Ten years ago today I left my work in computer software to step onto the path that brought me into coaching, and teaching, and more recently into writing.
Many people told me at the time how brave I was, to step so fully into the unknown. But none of it felt at all like bravery to me. I was afraid, confused and mostly very lost, stepping away from a familiar world into one with no shape, no certainty, and little sense of direction. What it did feel like was necessity. Though I had few words for it at the time, I had caught on to the way that my life, and the gifts I had to bring, were being strangled and ossified by the working life I was in the midst of living.
During the foggy period of undoing that led to that moment it was my wife who brought me the gift for which I am most grateful. One afternoon, as I was sitting in my attic office, wrestling with my lethargy and disappointment, and trying to complete a software project that was long overdue, she walked in with a cup of tea and said “Do you have any idea how unhappy you are?”. And all my defences, all my well-honed ways of looking ok to everyone, all of my fighting against myself unravelled. Her gift? The courage to see beyond the facade of personality and habit, and to speak to the part of me that was in the most pain and most longing to take wing. And once I was prepared to take that part seriously, to take care of it, nothing could be the same again.

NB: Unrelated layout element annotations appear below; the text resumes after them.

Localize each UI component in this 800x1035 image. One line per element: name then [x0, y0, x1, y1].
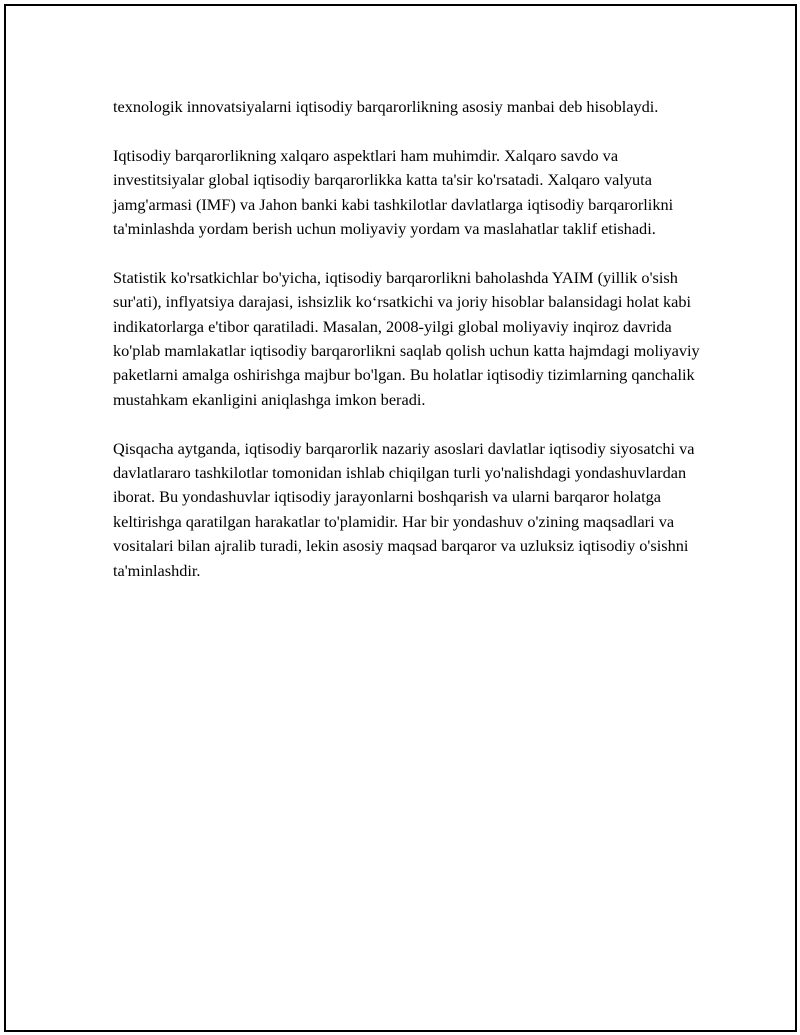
document-body	[113, 95, 703, 583]
paragraph-2: Iqtisodiy barqarorlikning xalqaro aspektlari ham muhimdir. Xalqaro savdo va investitsiyalar global iqtisodiy barqarorlikka katta ta'sir ko'rsatadi. Xalqaro valyuta jamg'armasi (IMF) va Jahon banki kabi tashkilotlar davlatlarga iqtisodiy barqarorlikni ta'minlashda yordam berish uchun moliyaviy yordam va maslahatlar taklif etishadi.	[113, 145, 674, 239]
paragraph-3: Statistik ko'rsatkichlar bo'yicha, iqtisodiy barqarorlikni baholashda YAIM (yillik o'sish sur'ati), inflyatsiya darajasi, ishsizlik koʻrsatkichi va joriy hisoblar balansidagi holat kabi indikatorlarga e'tibor qaratiladi. Masalan, 2008-yilgi global moliyaviy inqiroz davrida ko'plab mamlakatlar iqtisodiy barqarorlikni saqlab qolish uchun katta hajmdagi moliyaviy paketlarni amalga oshirishga majbur bo'lgan. Bu holatlar iqtisodiy tizimlarning qanchalik mustahkam ekanligini aniqlashga imkon beradi.	[113, 267, 700, 409]
paragraph-1: texnologik innovatsiyalarni iqtisodiy barqarorlikning asosiy manbai deb hisoblaydi.	[113, 97, 659, 116]
paragraph-4: Qisqacha aytganda, iqtisodiy barqarorlik nazariy asoslari davlatlar iqtisodiy siyosatchi va davlatlararo tashkilotlar tomonidan ishlab chiqilgan turli yo'nalishdagi yondashuvlardan iborat. Bu yondashuvlar iqtisodiy jarayonlarni boshqarish va ularni barqaror holatga keltirishga qaratilgan harakatlar to'plamidir. Har bir yondashuv o'zining maqsadlari va vositalari bilan ajralib turadi, lekin asosiy maqsad barqaror va uzluksiz iqtisodiy o'sishni ta'minlashdir.	[113, 438, 695, 580]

Ten years on, and in the midst of a life which calls on that once hidden part ever more deeply, the sense of being lost and of being on a path that leads who-knows-where has not lifted much. But I’m often able to understand it in a new way. To see that allowing myself to respond to life, in all of its messy unknowability, rather than fighting it, opens up huge vistas for contribution and connection. And to see that one of the greatest gifts of all can be to find people with enough love, and enough fierceness, to name the possibilities in my one and only life that I am so brilliant at hiding from myself.